The strike is an expression of power, not a request. Ultimately, the power in this situation is ours. While the elites may have a monopoly on the use of physical force through the police, this civilization only exists at all through our effort. Particularly, the effort of black and brown people who provide most of the basic goods and services needed for us to continue breathing. It is we who maintain this society and it is we who can grind it to a halt until justice is enshrined in law. We have asked kindly, politely, and now, even rudely for this justice. We have been asking in various ways for nearly seventy years. The elites who control the police have not only pretended not to hear, but they have begun to deploy even the military to silence us. How long will we continue asking? Are we not human, just as they are? Is it not insulting enough that we should have to ask at all, only for injury to be added through rubber — and perhaps next, metal — bullets?

In a time of global pandemic and economic depression, a call for action as bold as a strike rightly provokes worry from those who have the most cause to protest. I understand this as well as anyone. In different ways, we are all on the brink. In the end, this is a decision each person must make for themselves and with their fellow workers. Yet, this very situation that would make us hesitate to strike, paradoxically, demonstrates its power.
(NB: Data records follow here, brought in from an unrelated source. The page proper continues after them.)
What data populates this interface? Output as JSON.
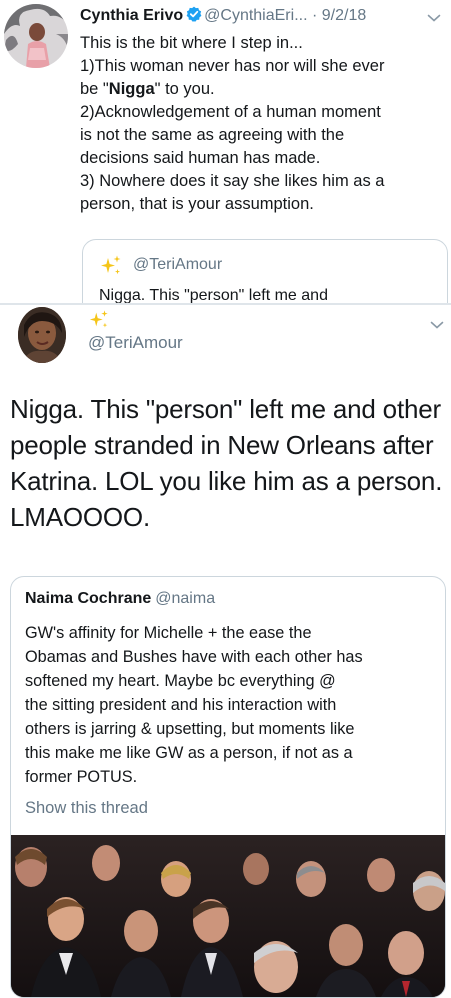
{
  "top_tweet": {
    "author_name": "Cynthia Erivo",
    "verified": true,
    "handle": "@CynthiaEri...",
    "separator": "·",
    "date": "9/2/18",
    "lines": {
      "l1": "This is the bit where I step in...",
      "l2_pre": "1)This woman never has nor will she ever",
      "l3_pre": "be \"",
      "l3_bold": "Nigga",
      "l3_post": "\" to you.",
      "l4": "2)Acknowledgement of a human moment",
      "l5": "is not the same as agreeing with the",
      "l6": "decisions said human has made.",
      "l7": "3) Nowhere does it say she likes him as a",
      "l8": "person, that is your assumption."
    },
    "quoted": {
      "handle": "@TeriAmour",
      "text_preview": "Nigga. This \"person\" left me and"
    }
  },
  "second_tweet": {
    "handle": "@TeriAmour",
    "body_lines": [
      "Nigga. This \"person\" left me and other",
      "people stranded in New Orleans after",
      "Katrina. LOL you like him as a person.",
      "LMAOOOO."
    ],
    "quoted": {
      "author_name": "Naima Cochrane",
      "handle": "@naima",
      "body_lines": [
        "GW's affinity for Michelle + the ease the",
        "Obamas and Bushes have with each other has",
        "softened my heart. Maybe bc everything @",
        "the sitting president and his interaction with",
        "others is jarring & upsetting, but moments like",
        "this make me like GW as a person, if not as a",
        "former POTUS."
      ],
      "show_thread_label": "Show this thread"
    }
  },
  "icons": {
    "verified": "verified-badge-icon",
    "caret": "chevron-down-icon",
    "sparkles": "sparkles-icon"
  },
  "colors": {
    "text": "#14171a",
    "secondary": "#657786",
    "verified_blue": "#1da1f2",
    "border": "#ccd6dd",
    "sparkle": "#f5c518"
  }
}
In the midst of the COVID crisis, and the quarantine intended to halt the spread of the disease, the ruling class has shown its willingness to spend however many lives it takes to restart the wheels of consumption. Their desperation to get us producing and consuming again shows how utterly necessary our economic activity is for their position and power. History has repeatedly shown, through the success of unions, that strikes force change when more moderate measures have been ignored. In this situation, it is a powerful tool of liberation that we’ve left to rust for too long. No one has the right to demand that you strike, but its power is undeniable.

It is not necessary to be in a union to strike. You do not need to be in a union to deny your labor to the corporations that benefit from this inhuman system and the continuation of your suffering. You do not need to be in a union to refuse to work any longer for a company that enables and continues to fund the rise of fascism and the reinforcement of white supremacy.

To those of you who are in a union, talk to your fellow union members. It was you who gave us the 40-hour workweek. It was you who gave us protection from unsafe working conditions. It was you who gave us employer-funded health insurance. It was your realization of your own power, and your willingness to exercise it, that gave us the working conditions we enjoy today (even if it remains far from ideal). Honor your history of struggling for justice and join us now in our struggle for existence.

Finally, for those of you who cannot strike yourselves, consider starting or contributing to a strike fund to support workers who can strike. This effort cannot succeed without community support, and it will take many different types of contributions to ensure that striking workers can do so with a sense of security and broad solidarity.

My friends, remember the power we have in the strike. Consider it, discuss it, and if the desire for justice and life for Black people (and all people of color) so moves you, strike to attain it. For too long, Black lives have been sacrificed to protect this machine and its enforcers, the police. For centuries, the ruling class has sown seeds of lies, hatred, and cruelty in a soil watered by Black blood in order to protect their ill-gotten wealth.

Strike, and give them a bitter harvest.